Дюков, который за время всего разговора не проронил ни слова, поднялся со стула.
— Да-да, я знаю, время, — кивнул президент. — Так вы подумайте, Леонид Александрович. Вы нам очень нужны. Я бы хотел, чтобы вы вошли в нашу команду. Только — не говорите мне, что ваша команда — телезрители. Это пустота, аморфность и отсутствие собственного мнения.
— А вы уверены?
— В чем?
— Просто — уверены? У вас нет сомнений?
— Это опять нечестно, Леонид Александрович. Впрочем, в одном я уверен: я хочу быть честным до конца не только с вами, но и с собой, и со страной.
— Я подумаю, можно?
— Нужно. Потому что никаких сладостей я вам не предлагаю. Надо из сортиров дерьмо выгребать. Вот что надо делать, Леонид Александрович. Кстати, что за чертовщина там в Питере творится?
— Вам лучше знать.
— Нехороший намек. Я вас похвалить хотел. Мне ваши репортажи больше других нравятся. Кстати, это еще одна причина, почему я вас в команду зову.
— Долго думать не советую, — сказал Дюков, когда Крахмальников забирал в его кабинете свой плащ. — Нам тянуть кота за хвост ни к чему. Да и вам. Кстати, завтра у вас на канале собрание. Я обязательно приеду. Постарайтесь там и поставить точки над “и”.
Леонид шел по кремлевскому уже темному плацу совершенно растерянный. Но одна мысль была отрадной. Он подумал, что России наконец повезло с президентом.
— Яков Иванович, вызывали? — просунулась в дверь бородатая физиономия Захарова.
— Вызывал, — кивнул Гуровин. — Садись, Альберт, у меня к тебе конфиденциальный разговор.

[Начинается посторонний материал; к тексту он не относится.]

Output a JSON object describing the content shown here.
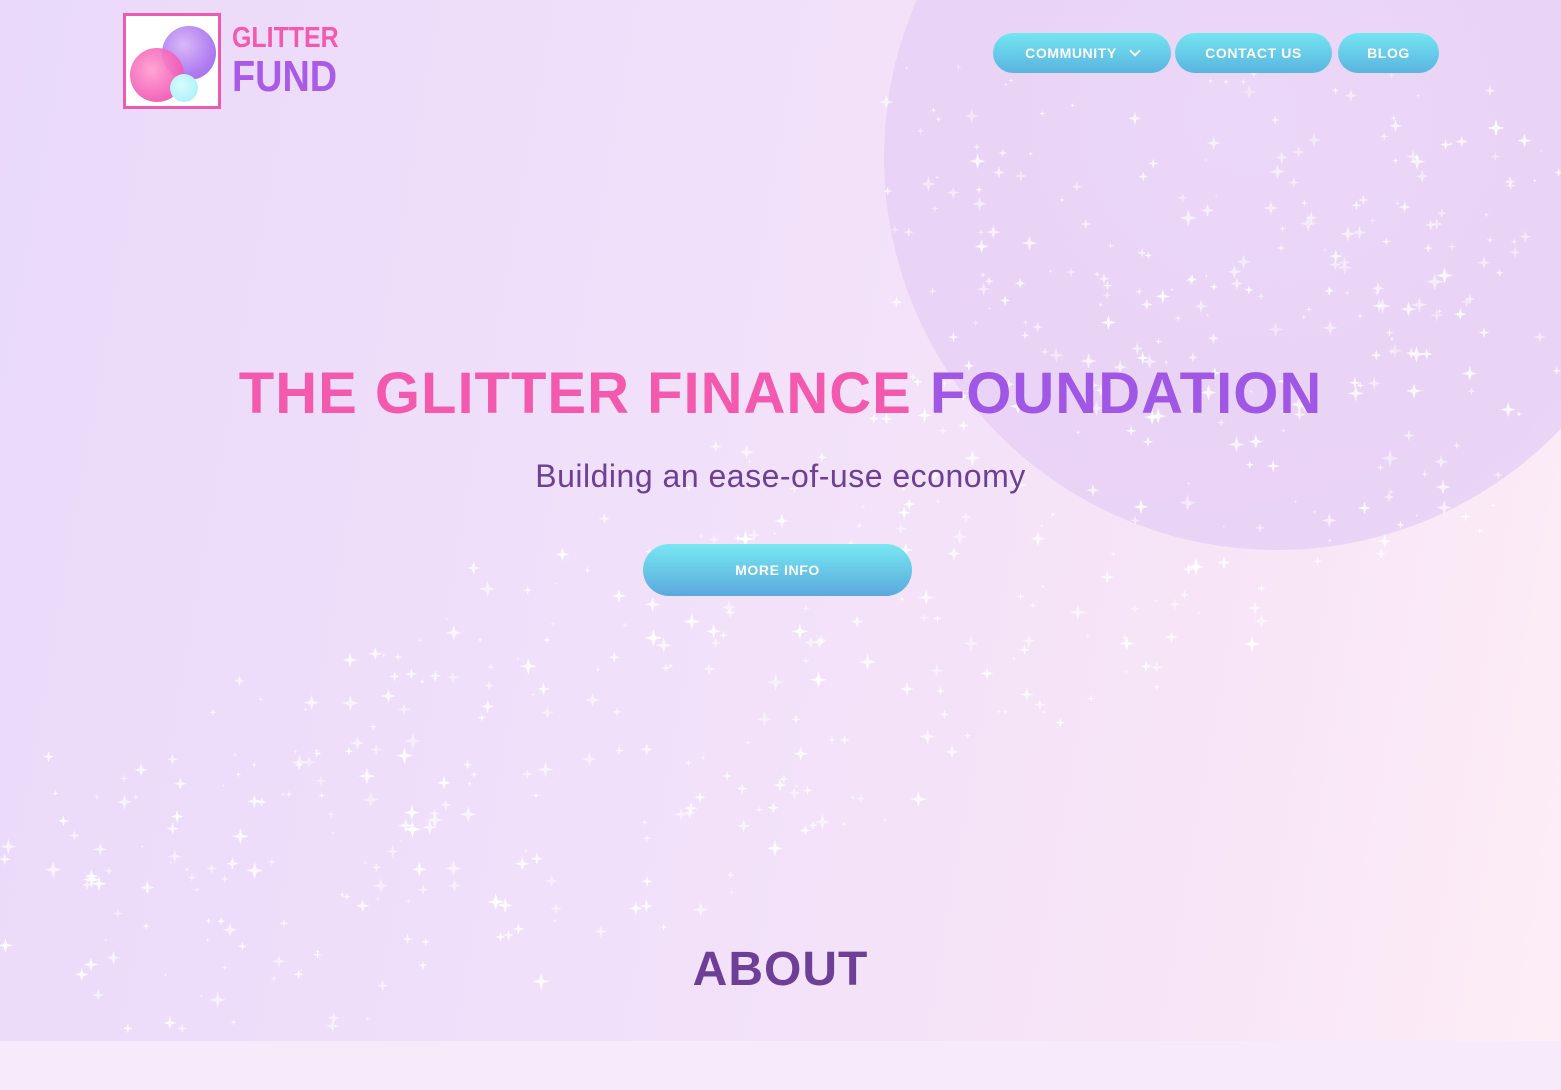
{
  "brand": {
    "logo_line1": "GLITTER",
    "logo_line2": "FUND",
    "pink": "#f35aae",
    "purple": "#a057e6",
    "cyan": "#74e5f1"
  },
  "nav": {
    "community_label": "COMMUNITY",
    "contact_label": "CONTACT US",
    "blog_label": "BLOG"
  },
  "hero": {
    "headline_part1": "THE GLITTER FINANCE",
    "headline_part2": "FOUNDATION",
    "tagline": "Building an ease-of-use economy",
    "cta_label": "MORE INFO"
  },
  "about": {
    "title": "ABOUT"
  }
}
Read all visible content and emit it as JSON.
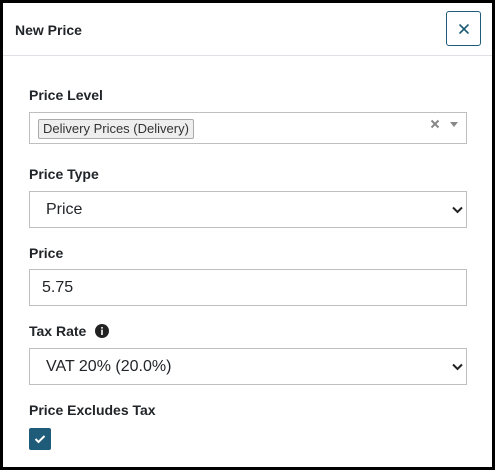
{
  "dialog": {
    "title": "New Price",
    "close_label": "×"
  },
  "fields": {
    "price_level": {
      "label": "Price Level",
      "selected_tags": [
        "Delivery Prices (Delivery)"
      ]
    },
    "price_type": {
      "label": "Price Type",
      "value": "Price"
    },
    "price": {
      "label": "Price",
      "value": "5.75"
    },
    "tax_rate": {
      "label": "Tax Rate",
      "value": "VAT 20% (20.0%)",
      "info_icon": "info-icon"
    },
    "price_excludes_tax": {
      "label": "Price Excludes Tax",
      "checked": true
    }
  },
  "colors": {
    "accent": "#1f5c7a",
    "border": "#bfbfbf",
    "tag_bg": "#eeeeee"
  }
}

Альберт сел и уставился на босса. Гуровин предупредил, что о его просьбе никто не должен знать, да и самому Альберту нужно забыть о ней как можно скорее. Он получит задание, но отнюдь не творческого характера.
Гуровин сообщил, что осведомлен о том, что в настоящее время в Москве находится человек по фамилии Учитель. Он компаньон “Дайвер-холдинга”, и друзья, обеспокоенные его долгим отсутствием, хотят разыскать его в столице. Конечно же они могли бы обратиться в милицию, но не желают этого делать, подозревая, что если господин Учитель скрывается, значит, у него есть на это веские причины. Не исключено, что он попал в лапы криминальных элементов. Такое, к сожалению, случается. Поэтому акционеры попросили Якова Ивановича разыскать господина Учителя.
— Ты уже много лет ведешь на телевидении криминальную тематику, — сказал Яков Иванович. — Наверняка наработал связи в органах. Так?
Альберт кивнул.
— Ты не мог бы обратиться к своим приятелям с просьбой без лишнего шума узнать, где в Москве остановился этот Учитель, все ли у него в порядке и вообще, жив ли он?
Альберт задумался.
Это нужно сделать срочно, — напомнил Гуровин.